O nome pode soar como a moeda corrente de uma lanchonete infantil com tema de cogumelos, mas na verdade um NFT é a fusão da tecnologia de blockchain com a ideia de propriedade rastreável e, portanto, uma nova maneira de vincular a criação e a compensação. A manutenção da documentação e autenticação de projetos e outras formas de conteúdo online pode constituir uma barreira para o lucro – particularmente para artistas não brancos, mais especificamente negros e indígenas. Isso ocorre porque historicamente os documentos legais de comunidades negras e indígenas relativos a procedência, direito de propriedade e seguridade nem sempre têm sido respeitados, de modo que às vezes tais grupos depositam menos confiança nos procedimentos oficiais. A tecnologia de blockchain pode mudar esse cenário para melhor.
No mundo real, as pessoas têm poucas chances de confundir um pôster produzido em série com uma pintura original, por exemplo. Porém, em espaços virtuais o conteúdo criativo depende tipicamente do compartilhamento ou de se tornar viral para se promover. No ambiente online, o conceito de propriedade pode se tornar bastante confuso, já que uma obra pode ser facilmente reproduzida, reconfigurada a partir de sua apresentação original, ou copiada. Tanto os fãs quanto os oportunistas podem contornar uma marca d’água ou um sistema de acesso pago, ou podem copiar abertamente um projeto mediante baixo risco, desde que não chamem muita atenção ou lucrem demais. Por outro lado, uma obra codificada é rastreável e o proprietário registrado é entrelaçado à distribuição a despeito da frequência com que a obra é baixada, retuitada ou compartilhada sem citar a fonte. É como uma marca d’água financeira permanente que certifica que uma imagem é autêntica.
Reunimos alguns recursos para ajudar você a rastrear o desenvolvimento do NFT, assim como alguns artistas não brancos notáveis que já dominam esse espaço em franca expansão. Um recurso excelente é o podcast NFT Roundtable, desenvolvido por Umba Daima. Recentemente o programa apresentou o artista 3D Andre Oshea, que observou o espaço NFT por alguns meses antes de entrar de cabeça nele. Embora antes não vendesse coisa alguma, passou a faturar 4.5 ETH (ou US$ 8.000 na cotação da época). Você pode comparar a evolução do preço do Ethereum durante os últimos seis anos aqui. Oshea também tem exibido seu trabalho em uma galeria virtual, devido aos custos envolvidos na exposição física de obras de arte em um cenário econômico desafiador durante a pandemia. Outra artista para prestar atenção é Nkosi, de Melbourne, Austrália, cuja criatividade digital abarca a expressão feminina pós-afro contemporânea no âmbito de uma paisagem virtual.

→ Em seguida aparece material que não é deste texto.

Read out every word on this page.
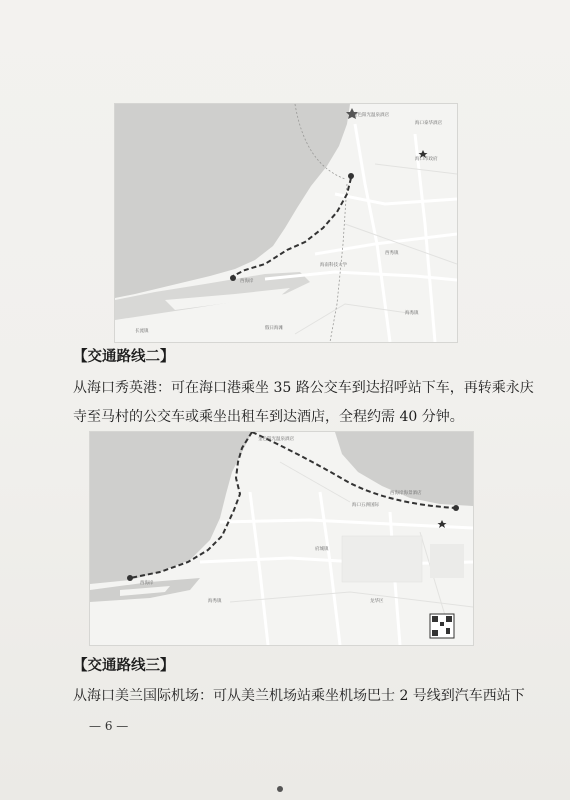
金色阳光温泉酒店
海口泰华酒店
海口市政府
西海岸
西秀镇
海南科技大学
长流镇
假日海滩
海秀镇
【交通路线二】
从海口秀英港：可在海口港乘坐 35 路公交车到达招呼站下车，再转乘永庆
寺至马村的公交车或乘坐出租车到达酒店，全程约需 40 分钟。
金色阳光温泉酒店
西海岸海景酒店
海口五洲国际
西海岸
府城镇
海秀镇	龙华区
【交通路线三】
从海口美兰国际机场：可从美兰机场站乘坐机场巴士 2 号线到汽车西站下
— 6 —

Lana Denina utilizou a Foundation para aceitar lances por suas obras de arte com admirável confiança. A Foundation é uma plataforma semelhante a um leilão que permite que artistas promovam seu trabalho durante um espaço de tempo definido, como 24 horas, por exemplo. Observar uma artista BAME/BIPOC atuar como sua própria intermediária em um espaço tecnológico e financeiro competitivo é sempre inspirador. A plataforma Foundation permite que compradoras e compradores configurem sua carteira de criptomoedas de escolha usando o MetaMask, um gateway projetado para quem é novato em blockchain assim como para pessoas desenvolvedoras experientes. Os NFTs são frequentemente associados ao design, mas também se expandiram para a música e outros conteúdos digitais, o que confere flexibilidade ao mercado. Artistas não binários tais como Niall Ashley têm compartilhado sua vulnerabilidade assim como sua criatividade explosiva livres do ato limitador da imaginação que é tentar submeter seus trabalhos a canais online que ainda permanecem atrasados quanto às questões de diversidade e inclusão, especialmente no âmbito do conteúdo que transcende a questão de gênero (gender-bending). Niall Ashley também faz excelente uso da plataforma de mercado/galeria online Zora.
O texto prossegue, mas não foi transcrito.